Ken Ham is upset. He’s upset that the library carries books that are LGBT+ positive. So he tweeted “Increasingly (sadly) so, but public libraries are becoming dangerous places for kids (of all ages). And sadly, the majority of kids from church homes have already had their hearts & minds captured by the enemy through public schools, TV, etc. Christian parents need to be reminded:  “You shall teach them [God’s Word] diligently to your children, and shall talk of them when you sit in your house, and when you walk by the way, and when you lie down, and when you rise” (Deuteronomy 6:7)”

The article he links to explains how Andrée Seu Peterson went to her library and couldn’t find a book by Max Lucado. However, she did find a book display of pro-LGBT books. She and Ham are horrified.

They are horrified that the shelves aren’t filled exclusively with books that agree with their political and religious viewpoints. They are horrified that the library offers a diverse collection of books that serves the diversity of the public. They are especially horrified children might be exposed to ideas.

Fundagelicals live in highly controlled bubbles. Pastors discourage their parishioners from entering the marketplace of ideas. I was raised in a Fundagelical bubble. I attended Church-run schools until I went to College; I was encouraged to go to an approved Christian University but chose not to. I was warned that lurking around every ivy-covered column of academia was a liberal atheist professor ready to destroy my faith.

Ken Ham is a fundamentalist who believes the stories in the Bible must be interpreted literally. The ancient Israelites who wrote what is now known as the Old Testament didn’t interpret the stories literally. Early Christians didn’t interpret the Bible literally. It wasn’t until the early twentieth century that Fundamentalist started demanding that the Bible be read literally.

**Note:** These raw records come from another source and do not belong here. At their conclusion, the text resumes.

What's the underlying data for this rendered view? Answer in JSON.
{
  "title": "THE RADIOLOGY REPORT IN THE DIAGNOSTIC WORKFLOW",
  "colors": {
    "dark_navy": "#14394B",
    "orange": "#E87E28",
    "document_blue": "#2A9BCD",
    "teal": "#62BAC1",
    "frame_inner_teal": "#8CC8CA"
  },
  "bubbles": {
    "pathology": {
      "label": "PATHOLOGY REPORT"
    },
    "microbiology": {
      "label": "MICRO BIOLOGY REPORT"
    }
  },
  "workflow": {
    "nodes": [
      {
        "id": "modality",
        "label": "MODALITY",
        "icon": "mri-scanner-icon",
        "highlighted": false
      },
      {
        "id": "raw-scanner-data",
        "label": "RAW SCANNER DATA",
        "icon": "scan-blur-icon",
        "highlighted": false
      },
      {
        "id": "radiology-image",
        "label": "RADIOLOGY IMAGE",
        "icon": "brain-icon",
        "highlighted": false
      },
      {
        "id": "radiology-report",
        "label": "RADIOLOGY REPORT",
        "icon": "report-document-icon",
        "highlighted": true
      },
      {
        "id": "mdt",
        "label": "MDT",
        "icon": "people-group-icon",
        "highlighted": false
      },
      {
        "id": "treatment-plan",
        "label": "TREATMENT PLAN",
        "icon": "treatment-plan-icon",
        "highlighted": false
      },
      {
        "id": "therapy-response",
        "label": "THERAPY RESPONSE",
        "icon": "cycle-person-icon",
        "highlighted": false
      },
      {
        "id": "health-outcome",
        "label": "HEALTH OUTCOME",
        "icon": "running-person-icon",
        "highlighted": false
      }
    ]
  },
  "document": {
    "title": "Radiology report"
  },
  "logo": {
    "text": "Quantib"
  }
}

Ken Ham believes the earth is only about 6,000 years old, Jonah was swallowed by a whale, and Noah built an ark.

Ham has built the Creation Museum and the much beleaguered Ark Encounter. Ark Encounter is supposedly a life-size replica of Noah’s ark, which includes exhibits showing complex Flintstone’s like machines to help care for the animals, and a diorama showing gladiators fighting dinosaurs. It also suffered damage from- – – wait for it – – – rain!

It takes a lot of denial and mental gymnastics to believe that the earth is only 6,000 years old. Ken Ham is famous for his “Were you there” defense of a literal six-day creation. Since scientists weren’t there at creation, they can’t possibly know what happened. Ken argues that since God was there, and He wrote it down, the Genesis account is true.

This is why Ken Ham believes that Libraries are a dangerous place. Libraries are full of competing ideas. Some poor Fundamentalist child may wander away from their homeschooled bubble and encounter the most dangerous thing in the world- – – Facts. Even worse, reading stories that humanize the LGBT community may help that child develop empathy toward a marginalized community. It’s hard to maintain an irrational, rabid hatred of people different than you if you have a sudden outbreak of compassion.

Ken Hamm teaches a version of “truth” that quickly crumbles when it is questioned. So, he has to issue a warning about how dangerous libraries are. If your faith is so fragile you must protect people from ideas, is it really a faith worth having?